Two more things, they love Amazon. And there is also a weird bit where they draw a Pareto chart for the amount of failure demand for each type (they call failure demand "dumb contacts") then they suggest attaching the cost of resolution. So it ends up that the call type that is 18th in the list for number of calls is the one to tackle first because the cost x quantity calculation is greater for that type of call. I would always start with the problem that is causing the most problem for the customers. And to be fair in the rest of the book they are very customer focused, just in this little section do the authors have their head turned by internal cost saving.

All in all, worth a read for some good ideas, but keep you wits about you and analyse for yourself what it being said.

Best,

Rob

Monday, May 12, 2008

The Customer Sets the Ideal Value

When we consider customer value, we should be aware that this can be quite a subtle concept and that it can vary for the same customer at different times.

The customer sets the ideal value.

We should be familiar with this.
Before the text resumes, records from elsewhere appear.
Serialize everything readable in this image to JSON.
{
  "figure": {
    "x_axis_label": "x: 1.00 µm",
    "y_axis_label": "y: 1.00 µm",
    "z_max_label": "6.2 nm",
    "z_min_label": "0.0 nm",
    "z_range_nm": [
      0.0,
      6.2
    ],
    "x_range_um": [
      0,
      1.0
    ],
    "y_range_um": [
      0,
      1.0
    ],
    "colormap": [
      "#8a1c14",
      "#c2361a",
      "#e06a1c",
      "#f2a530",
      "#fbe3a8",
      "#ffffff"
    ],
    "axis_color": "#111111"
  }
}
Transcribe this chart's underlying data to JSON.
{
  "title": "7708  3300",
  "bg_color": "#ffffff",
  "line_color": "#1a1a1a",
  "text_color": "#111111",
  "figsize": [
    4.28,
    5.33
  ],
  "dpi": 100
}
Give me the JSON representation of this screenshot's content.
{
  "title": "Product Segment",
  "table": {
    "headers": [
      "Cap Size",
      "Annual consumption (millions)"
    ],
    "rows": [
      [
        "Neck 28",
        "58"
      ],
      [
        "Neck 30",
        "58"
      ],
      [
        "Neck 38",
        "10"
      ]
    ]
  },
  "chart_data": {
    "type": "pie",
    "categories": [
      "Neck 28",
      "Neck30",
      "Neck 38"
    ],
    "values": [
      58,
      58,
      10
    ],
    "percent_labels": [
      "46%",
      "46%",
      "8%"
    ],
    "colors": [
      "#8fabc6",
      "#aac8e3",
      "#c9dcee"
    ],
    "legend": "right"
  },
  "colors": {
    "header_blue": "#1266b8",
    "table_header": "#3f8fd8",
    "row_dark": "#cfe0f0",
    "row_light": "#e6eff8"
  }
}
If the customer wants it fast, then get it to him as fast as possible. If the customer wants it cheap then do it. The internal workings of a company mean nothing to the customer. They really don't care about targets for Average Handle Time for calls in a call centre or utilisation of servers or the cost of desk space. They just want the service or product they asked for at the right time and price.

But we should wait a moment before throwing our processes and our system on their heads to give the customer what they want. Ideal value is a changeable thing even for the same customer.

When doing a bit of DIY, trying to level a floor in my flat, I sawed through a central heating pipe. What was my ideal value for the service from the plumber? GET HERE NOW! I have my finger on the pipe and the water is going through the ceiling below.

Last month I phoned the same plumber to get my boiler serviced. Ideal value? Convenience of the appointment. I am home Tuesday, but not Wednesday and could do Thursday morning.

Most of the times I buy a book from Amazon I like the free delivery option. I don't care that it takes a few more days to get here. It is a book. What is the rush? Ideal value? Low cost of shipping.

But the other day I had to buy a birthday present at very short notice. (I didn't forget, I just couldn't think of anything until the last minute!) So I ordered from Amazon and was happy to pay the extra for the next day guaranteed delivery. Ideal value? Don't look like a chump with no birthday present to give.

So we need to revise our statement above and say:

The customer sets the ideal value at the time of request.

This is a reminder that your system needs to be able to absorb variety and standardised work will interfere with that.

Best,

Rob

Thursday, May 17, 2007

Right is Cheaper

Getting it right is cheaper than getting it wrong.

On the first pass they both cost the same. Send out a product to the correct address costs the same as sending it to the wrong address.

It is the rework that adds the cost. The customer calls asking after their product (cost to take that call), you have to verify the address (cost of investigation) you then have to order another product (cost of replacement) and send it (repeat of postage costs). Plus the customer thinks you are rubbish (reputational cost).

So if anyone tells you that higher quality is more expensive ask them to correct themselves and count the calories they burn as they do so.